You don't need to escape a sandbox when the application has access to all the user's data.

The attack surface of a gmail implemented in C++-compiled-to-wasm is almost certainly going to be larger than a gmail implemented in JS, because the runtime environment is vulnerable to double frees and heap corruption and other attacks, even if it won't escape the browser sandbox. My gmail tab basically has access to my entire life.

[kodablah]

I don't understand. In the gmail example, the attack surface to who, a malicious email sender? As in something being handled by wasm in the browser has a better chance at XSS than if it was handled with JS? Why would untrusted content like that be handled by a client-side language anyways? Whether it is wasm, JS, wasm-interpreted-by-a-JS-interpreter, JS-interpreted-by-a-c++-intrpreter, wasm-interpreted-by-a-c++-interpreter or whatever the risks are similar. If you are talking about untrusted wasm or JS scripts accessing things inside the same sandbox, that's a different vector and it's less about the size of surface area and more about the introduction of the vector in the first place.

[_0w8t]

WASM resulted in adding a lot of new API to JS, like thread-shared buffers and coming atomics. This requires quite a few new lines of native code in the implementation significantly increasing attack surface. Another thing is that WASM makes code faster so exploiting timing bugs or cache leaks gets easier.

[steveklabnik]

My sibling comment is correct; the only way this can happen is an interpreter bug. Bugs happen, but they can happen in JS too. I think you’re assuming things the spec doesn’t allow.

[kevingadd]

"Controls your account" is possible without ever exploiting an interpreter bug or escaping the sandbox. Your account credentials are usually available inside the current tab.

[steveklabnik]

I’m not sure what you mean, specifically, here. Or at least, how wasm is somehow worse than JavaScript in this regard, which is the baseline here.

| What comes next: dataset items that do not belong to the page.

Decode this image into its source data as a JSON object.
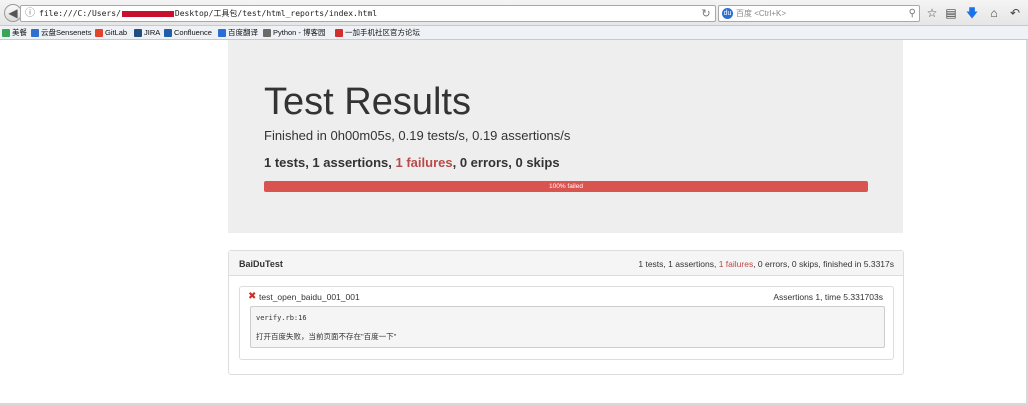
{
  "browser": {
    "url_prefix": "file:///C:/Users/",
    "url_suffix": "Desktop/工具包/test/html_reports/index.html",
    "search_placeholder": "百度 <Ctrl+K>"
  },
  "bookmarks": [
    {
      "label": "美餐",
      "color": "#3aa655"
    },
    {
      "label": "云盘Sensenets",
      "color": "#2f6fcf"
    },
    {
      "label": "GitLab",
      "color": "#e2432a"
    },
    {
      "label": "JIRA",
      "color": "#205081"
    },
    {
      "label": "Confluence",
      "color": "#1f5fa8"
    },
    {
      "label": "百度翻译",
      "color": "#2a6fd6"
    },
    {
      "label": "Python - 博客园",
      "color": "#6b6b6b"
    },
    {
      "label": "一加手机社区官方论坛",
      "color": "#d32f2f"
    }
  ],
  "report": {
    "title": "Test Results",
    "finished": "Finished in 0h00m05s, 0.19 tests/s, 0.19 assertions/s",
    "summary_pre": "1 tests, 1 assertions, ",
    "summary_fail": "1 failures",
    "summary_post": ", 0 errors, 0 skips",
    "progress_label": "100% failed",
    "progress_fraction": 1.0
  },
  "suite": {
    "name": "BaiDuTest",
    "stats_pre": "1 tests, 1 assertions, ",
    "stats_fail": "1 failures",
    "stats_post": ", 0 errors, 0 skips, finished in 5.3317s",
    "test": {
      "name": "test_open_baidu_001_001",
      "meta": "Assertions 1, time 5.331703s",
      "error_location": "verify.rb:16",
      "error_message": "打开百度失败，当前页面不存在\"百度一下\""
    }
  }
}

In fact, it should be better, given the static declaration of external calls that can be inspected.

[pjmlp]

I recently read a paper about security exploits in WebGL, thanks to bugs on shader compilers and drivers.

"Automated Testing of Graphics Shader Compilers"

http://multicore.doc.ic.ac.uk/publications/oopsla-17.html

[kodablah]

> I really hope people don't think webassembly is the fault for this

Nah, I think it's pretty clear GP meant "when you insist on writing interpreters/compilers in C++" not that C++ was compiled into wasm.

[kevingadd]

Yeah, sorry for being unclear - that is what I meant. I don't see wasm as at fault here, it's just a bummer that this new attack surface was introduced by writing the wasm implementation in C++ instead of memory-safe languages. It's not something so complex that it really needs to be C++.

Most (all?) browser wasm backends function by just generating the internal IR used by the existing JS runtime, so it's not especially necessary to write the loader/generator in C++. The generated native module(s) are often cached, also, which diminishes the importance of making the generator fast at the cost of safety.

I wrote all the original encoder and decoder prototypes in JS for this reason - you can make it fast enough, and the browser already has a high-performance environment in which you can run that decoder. When the result is already being cached I think writing this in C++ is a dangerous premature optimization.

Similarly it's common to write decoders as a bunch of switch statements and bitpacking, which creates a lot of duplication and space for bugs to hide. You can build these things generally out of a smaller set of robust primitives to limit attack surface, but that wasn't done here either, despite my best efforts.